Eugene Peterson:
We human beings learn early and quickly to acquire
expertise in using our plight, whatever it is, to get those around us to do far
more than get us through or over the conditions. We learn how to use the conditions of need as
leverage in getting our own way. Not our
health, not our maturity, not our peace, not justice, not our salvation, but
our way, out willful way. This impulse to make oneself the center, to
shrewdly, or bullyingly manipulate things and people to the service of self is
what we, at least in our theology textbooks, call sin. Incurvatus
in se was Augustine’s phrase for it, life curved in upon itself.
We are
created to be open.

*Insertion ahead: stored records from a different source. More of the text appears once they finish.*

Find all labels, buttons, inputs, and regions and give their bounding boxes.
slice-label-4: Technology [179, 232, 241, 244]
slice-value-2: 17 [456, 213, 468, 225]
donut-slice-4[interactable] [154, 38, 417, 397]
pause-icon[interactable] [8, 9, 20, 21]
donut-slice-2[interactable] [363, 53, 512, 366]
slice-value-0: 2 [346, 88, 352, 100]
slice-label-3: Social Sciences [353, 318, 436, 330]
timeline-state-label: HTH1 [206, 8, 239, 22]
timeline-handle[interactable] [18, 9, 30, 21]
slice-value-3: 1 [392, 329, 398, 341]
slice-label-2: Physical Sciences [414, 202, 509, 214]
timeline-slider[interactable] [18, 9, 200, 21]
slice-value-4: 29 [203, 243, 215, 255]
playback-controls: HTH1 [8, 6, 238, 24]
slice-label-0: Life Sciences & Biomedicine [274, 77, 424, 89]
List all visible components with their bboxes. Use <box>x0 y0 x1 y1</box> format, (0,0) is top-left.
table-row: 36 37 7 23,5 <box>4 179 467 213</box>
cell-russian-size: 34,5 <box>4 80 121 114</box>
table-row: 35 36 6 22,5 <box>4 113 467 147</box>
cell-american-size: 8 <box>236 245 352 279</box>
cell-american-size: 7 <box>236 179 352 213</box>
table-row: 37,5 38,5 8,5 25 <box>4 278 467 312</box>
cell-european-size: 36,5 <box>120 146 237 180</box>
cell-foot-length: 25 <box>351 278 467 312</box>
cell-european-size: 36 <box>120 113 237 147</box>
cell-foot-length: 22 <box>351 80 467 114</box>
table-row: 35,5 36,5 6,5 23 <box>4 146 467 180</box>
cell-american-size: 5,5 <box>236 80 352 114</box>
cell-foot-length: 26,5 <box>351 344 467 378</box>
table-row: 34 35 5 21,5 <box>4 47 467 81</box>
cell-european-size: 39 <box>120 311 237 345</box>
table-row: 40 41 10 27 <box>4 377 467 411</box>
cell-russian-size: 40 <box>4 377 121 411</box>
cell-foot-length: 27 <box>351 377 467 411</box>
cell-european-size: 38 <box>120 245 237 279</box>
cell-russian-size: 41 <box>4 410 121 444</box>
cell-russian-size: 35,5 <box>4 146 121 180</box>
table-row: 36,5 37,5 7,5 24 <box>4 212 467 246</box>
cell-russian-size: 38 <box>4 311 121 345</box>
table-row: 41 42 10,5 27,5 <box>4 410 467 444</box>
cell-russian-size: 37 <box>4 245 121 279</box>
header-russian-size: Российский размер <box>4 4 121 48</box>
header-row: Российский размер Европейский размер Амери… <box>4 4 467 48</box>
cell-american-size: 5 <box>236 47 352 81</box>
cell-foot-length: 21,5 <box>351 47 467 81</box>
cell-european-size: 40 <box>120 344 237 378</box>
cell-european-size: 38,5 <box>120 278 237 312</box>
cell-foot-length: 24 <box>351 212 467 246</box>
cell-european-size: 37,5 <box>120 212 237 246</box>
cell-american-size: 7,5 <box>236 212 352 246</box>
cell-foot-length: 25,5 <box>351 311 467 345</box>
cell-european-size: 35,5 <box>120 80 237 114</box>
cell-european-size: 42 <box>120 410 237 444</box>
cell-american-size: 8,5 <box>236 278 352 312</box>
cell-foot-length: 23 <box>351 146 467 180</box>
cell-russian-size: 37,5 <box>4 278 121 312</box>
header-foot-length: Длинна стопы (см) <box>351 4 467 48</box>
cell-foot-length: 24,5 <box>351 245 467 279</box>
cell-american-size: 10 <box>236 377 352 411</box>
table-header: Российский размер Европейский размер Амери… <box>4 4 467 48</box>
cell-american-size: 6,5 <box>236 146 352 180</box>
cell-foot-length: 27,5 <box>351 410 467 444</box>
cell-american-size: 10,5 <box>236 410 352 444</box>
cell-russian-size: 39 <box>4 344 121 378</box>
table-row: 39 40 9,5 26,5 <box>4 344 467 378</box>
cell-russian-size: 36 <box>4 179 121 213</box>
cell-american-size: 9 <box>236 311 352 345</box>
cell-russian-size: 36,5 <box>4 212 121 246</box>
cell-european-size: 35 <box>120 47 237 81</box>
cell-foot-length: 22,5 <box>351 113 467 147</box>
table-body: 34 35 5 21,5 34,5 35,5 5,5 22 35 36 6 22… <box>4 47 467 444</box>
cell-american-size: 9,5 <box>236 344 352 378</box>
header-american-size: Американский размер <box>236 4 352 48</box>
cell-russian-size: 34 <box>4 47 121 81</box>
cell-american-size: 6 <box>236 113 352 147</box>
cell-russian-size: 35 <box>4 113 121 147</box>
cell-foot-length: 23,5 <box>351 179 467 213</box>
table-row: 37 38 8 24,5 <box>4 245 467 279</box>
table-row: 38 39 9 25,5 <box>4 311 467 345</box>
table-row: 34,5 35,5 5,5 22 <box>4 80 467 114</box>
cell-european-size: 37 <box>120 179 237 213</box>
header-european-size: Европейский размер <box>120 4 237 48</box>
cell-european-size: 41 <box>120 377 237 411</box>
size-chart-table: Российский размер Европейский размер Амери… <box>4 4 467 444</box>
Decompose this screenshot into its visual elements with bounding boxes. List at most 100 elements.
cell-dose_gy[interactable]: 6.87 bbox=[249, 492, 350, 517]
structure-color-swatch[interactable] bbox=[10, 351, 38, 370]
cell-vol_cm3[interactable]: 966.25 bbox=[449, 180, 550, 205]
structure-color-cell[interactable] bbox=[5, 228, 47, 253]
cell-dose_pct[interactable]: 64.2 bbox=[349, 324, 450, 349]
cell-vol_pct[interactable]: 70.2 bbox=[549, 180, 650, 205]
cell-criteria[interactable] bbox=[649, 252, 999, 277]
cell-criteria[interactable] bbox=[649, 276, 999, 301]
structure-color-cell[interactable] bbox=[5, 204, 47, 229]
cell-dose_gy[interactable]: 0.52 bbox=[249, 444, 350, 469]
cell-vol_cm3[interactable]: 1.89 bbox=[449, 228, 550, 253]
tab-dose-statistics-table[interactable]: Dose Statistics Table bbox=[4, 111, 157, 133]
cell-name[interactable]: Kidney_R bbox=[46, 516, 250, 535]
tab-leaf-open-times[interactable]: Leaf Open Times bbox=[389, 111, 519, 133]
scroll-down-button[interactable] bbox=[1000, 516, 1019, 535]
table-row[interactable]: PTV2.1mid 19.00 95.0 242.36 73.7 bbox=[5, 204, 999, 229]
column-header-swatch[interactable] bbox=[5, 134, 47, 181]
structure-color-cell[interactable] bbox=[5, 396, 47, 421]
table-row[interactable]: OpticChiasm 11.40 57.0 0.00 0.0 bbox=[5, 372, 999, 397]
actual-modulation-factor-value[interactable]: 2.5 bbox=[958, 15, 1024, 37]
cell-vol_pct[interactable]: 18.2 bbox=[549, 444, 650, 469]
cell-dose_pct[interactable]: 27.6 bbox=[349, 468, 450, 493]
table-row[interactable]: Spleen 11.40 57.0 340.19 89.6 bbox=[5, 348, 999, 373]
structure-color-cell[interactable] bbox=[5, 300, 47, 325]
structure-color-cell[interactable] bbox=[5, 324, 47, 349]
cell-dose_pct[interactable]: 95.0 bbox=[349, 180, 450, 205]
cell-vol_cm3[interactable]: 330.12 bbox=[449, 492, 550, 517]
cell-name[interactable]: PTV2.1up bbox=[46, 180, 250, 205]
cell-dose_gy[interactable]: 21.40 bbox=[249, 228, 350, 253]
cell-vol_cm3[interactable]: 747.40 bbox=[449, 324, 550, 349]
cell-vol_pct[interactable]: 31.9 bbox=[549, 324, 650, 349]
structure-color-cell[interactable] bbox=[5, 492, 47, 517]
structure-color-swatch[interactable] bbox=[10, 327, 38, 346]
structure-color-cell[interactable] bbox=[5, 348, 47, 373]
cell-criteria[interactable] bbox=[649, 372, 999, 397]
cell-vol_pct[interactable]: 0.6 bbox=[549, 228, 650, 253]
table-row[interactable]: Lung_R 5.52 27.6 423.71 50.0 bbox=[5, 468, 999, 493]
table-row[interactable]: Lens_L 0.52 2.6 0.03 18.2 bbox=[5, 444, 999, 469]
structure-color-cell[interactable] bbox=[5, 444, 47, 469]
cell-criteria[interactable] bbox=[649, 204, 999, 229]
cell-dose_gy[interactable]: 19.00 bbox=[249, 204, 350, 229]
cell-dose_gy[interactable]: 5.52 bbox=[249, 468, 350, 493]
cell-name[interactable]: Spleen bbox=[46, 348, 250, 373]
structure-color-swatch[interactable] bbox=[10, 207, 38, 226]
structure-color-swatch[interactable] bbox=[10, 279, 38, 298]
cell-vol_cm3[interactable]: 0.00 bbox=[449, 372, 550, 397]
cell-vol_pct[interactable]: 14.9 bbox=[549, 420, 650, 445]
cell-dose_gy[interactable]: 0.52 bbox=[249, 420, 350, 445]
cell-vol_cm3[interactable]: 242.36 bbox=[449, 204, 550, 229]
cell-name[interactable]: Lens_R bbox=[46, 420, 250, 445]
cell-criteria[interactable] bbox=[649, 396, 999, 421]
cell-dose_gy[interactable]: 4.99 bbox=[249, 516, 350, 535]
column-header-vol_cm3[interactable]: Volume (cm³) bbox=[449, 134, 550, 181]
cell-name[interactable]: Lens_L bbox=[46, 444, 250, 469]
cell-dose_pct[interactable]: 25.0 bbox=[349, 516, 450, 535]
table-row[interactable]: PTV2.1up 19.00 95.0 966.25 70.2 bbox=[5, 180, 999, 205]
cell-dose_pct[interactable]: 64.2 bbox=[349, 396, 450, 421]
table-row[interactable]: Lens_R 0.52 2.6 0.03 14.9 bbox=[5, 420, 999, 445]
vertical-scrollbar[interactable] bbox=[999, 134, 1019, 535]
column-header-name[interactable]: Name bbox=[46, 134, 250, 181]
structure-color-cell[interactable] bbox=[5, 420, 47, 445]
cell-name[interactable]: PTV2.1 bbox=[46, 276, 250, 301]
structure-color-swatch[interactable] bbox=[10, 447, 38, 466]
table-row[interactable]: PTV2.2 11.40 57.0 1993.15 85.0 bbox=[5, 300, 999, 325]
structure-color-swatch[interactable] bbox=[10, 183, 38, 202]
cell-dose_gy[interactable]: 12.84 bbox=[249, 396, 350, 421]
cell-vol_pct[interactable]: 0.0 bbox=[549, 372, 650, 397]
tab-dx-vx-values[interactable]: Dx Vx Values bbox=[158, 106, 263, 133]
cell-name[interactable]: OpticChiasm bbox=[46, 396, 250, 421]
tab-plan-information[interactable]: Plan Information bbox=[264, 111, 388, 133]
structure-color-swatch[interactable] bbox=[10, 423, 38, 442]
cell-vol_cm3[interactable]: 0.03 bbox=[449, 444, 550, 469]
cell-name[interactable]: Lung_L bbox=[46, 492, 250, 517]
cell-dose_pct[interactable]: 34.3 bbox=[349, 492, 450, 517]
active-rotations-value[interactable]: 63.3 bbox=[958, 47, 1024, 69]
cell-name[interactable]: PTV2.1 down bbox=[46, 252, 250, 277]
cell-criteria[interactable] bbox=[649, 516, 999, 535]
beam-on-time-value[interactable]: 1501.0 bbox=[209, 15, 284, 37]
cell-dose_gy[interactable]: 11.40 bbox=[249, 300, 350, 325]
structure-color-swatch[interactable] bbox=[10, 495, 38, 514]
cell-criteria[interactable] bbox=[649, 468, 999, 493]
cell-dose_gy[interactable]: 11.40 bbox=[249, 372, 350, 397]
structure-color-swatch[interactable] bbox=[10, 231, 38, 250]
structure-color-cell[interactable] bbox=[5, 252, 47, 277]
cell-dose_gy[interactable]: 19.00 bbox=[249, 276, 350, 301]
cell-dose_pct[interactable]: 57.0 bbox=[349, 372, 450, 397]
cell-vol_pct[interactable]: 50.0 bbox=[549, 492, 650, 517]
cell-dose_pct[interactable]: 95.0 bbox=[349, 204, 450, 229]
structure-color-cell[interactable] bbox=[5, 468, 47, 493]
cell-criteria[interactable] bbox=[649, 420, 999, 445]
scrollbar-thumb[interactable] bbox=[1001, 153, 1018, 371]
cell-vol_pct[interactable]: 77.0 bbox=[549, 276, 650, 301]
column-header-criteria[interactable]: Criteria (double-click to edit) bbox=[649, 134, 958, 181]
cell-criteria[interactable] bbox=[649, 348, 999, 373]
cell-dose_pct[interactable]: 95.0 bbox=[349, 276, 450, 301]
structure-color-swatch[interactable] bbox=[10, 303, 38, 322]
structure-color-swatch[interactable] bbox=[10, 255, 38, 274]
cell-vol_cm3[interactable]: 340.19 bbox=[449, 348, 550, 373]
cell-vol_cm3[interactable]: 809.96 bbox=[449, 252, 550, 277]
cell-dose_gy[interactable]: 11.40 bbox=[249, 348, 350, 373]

To be open to God,
to open out towards our neighbors. We
can only be whole and healthy in so far as we do this. When we are in need, ... [Our n]eed rips gashes in our self-containment and
opens us to the neighbor. Need blows
holes in our roofed-in self-sufficiency and opens us to God. But not necessarily.
For the
self-willed self does not give up easily.
It makes a persistent and determined stand to use these need-generated
openings not to move out, but to pull whoever is trying to help it, into its
service, put the neighbors to its use.
-- Subversive
Spirituality, “Teach Us to Care, Teach us Not to Care,” p 158 (emphasis added).